Increases in the minimum wage reverse this redistribution so that workers win back a little bit of what they have lost. Minimum wages should be associated with value added instead of the powerlessness of workers to demand higher wages. But minimum wage workers are not compensated for the value of their work for their employers. Raising the wage begins to remedy that undercompensation. If the wage goes too high, then employers will not hire workers, because their compensation exceeds the value of their work. But as we have seen, this is not the case with minimum wage increases, which simply means that for the past decades workers have been paid less than the value of their work for employers.
How does increasing the minimum wage redistribute income? An increase in the wage results in a decrease in the payments to managers and profits for the establishment. That’s redistribution. We can argue that this might not happen because of productivity increases by the worker, but that merely means that the productivity increases (or a portion thereof) that might have gone to the employer instead go to the employee — hence redistribution from owners to workers. Redistribution also can occur between worker and customer. If a restaurant increases prices due to an increase in the minimum wage, in an attempt to avoid a decrease in profits, then the customers pay more. These customers have the disposable income to patronize restaurants. We can make the assumption that the customers have greater incomes than the people who wait on them. Thus, an increase is again redistributive, with the increase coming from increased prices paid by customers.

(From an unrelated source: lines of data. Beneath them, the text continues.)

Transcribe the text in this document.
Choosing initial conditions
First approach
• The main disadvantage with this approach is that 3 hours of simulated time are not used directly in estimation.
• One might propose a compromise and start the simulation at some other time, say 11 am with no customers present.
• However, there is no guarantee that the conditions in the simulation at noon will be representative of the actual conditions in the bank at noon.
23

Imagine: In Seattle an Amazon IT person goes out to lunch. (It feels like they all do.) Instead of paying $15 at the Skillet truck, they pay $17. They have lost $2, and the Skillet truck workers will have seen an increase in their wages. Redistribution to minimum wage workers is good for them and pushes up the floor for the bottom half of all wages.
We too often equate increasing the minimum wage with living standards and poverty levels. This is dangerous for several reasons, including the fact that it sets a precedent for slicing and dicing the minimum wage: Do you have dependents? Do you pay for your own health insurance? How old are you? Are you paying for tuition yourself? All these are important questions, but taken to their logical conclusion, they move the minimum wage into welfare policy, so that an 18-year-old student could get paid less than a 25-year-old who is on her parents’ health insurance, and she might get paid less than a single mom with one kid, who could get paid less than a spouse in a household with three kids, etc. These are life situations best handled by social policy, social insurance and the appropriate provisions of public goods and services. But a focus on the minimum wage as welfare policy debases the fact that we should be raising the minimum wage because we should be insuring that workers are paid the value of their work. That is, such a focus disrespects workers as workers.
A lot of liberals don’t want to call increases in the minimum wage “redistributive.” It brings the reality of class conflict too close to the surface, apparently, and portrays workers as workers, not as victims. But in order for workers to not be victims, they must be compensated for the value of their work. That is not happening now, not in these United States. These state minimum wage increases begin to reverse the damage, precisely because they are redistributive, from the owners of capital to the workers they employ. That is a good thing — and an excellent beginning for the new year!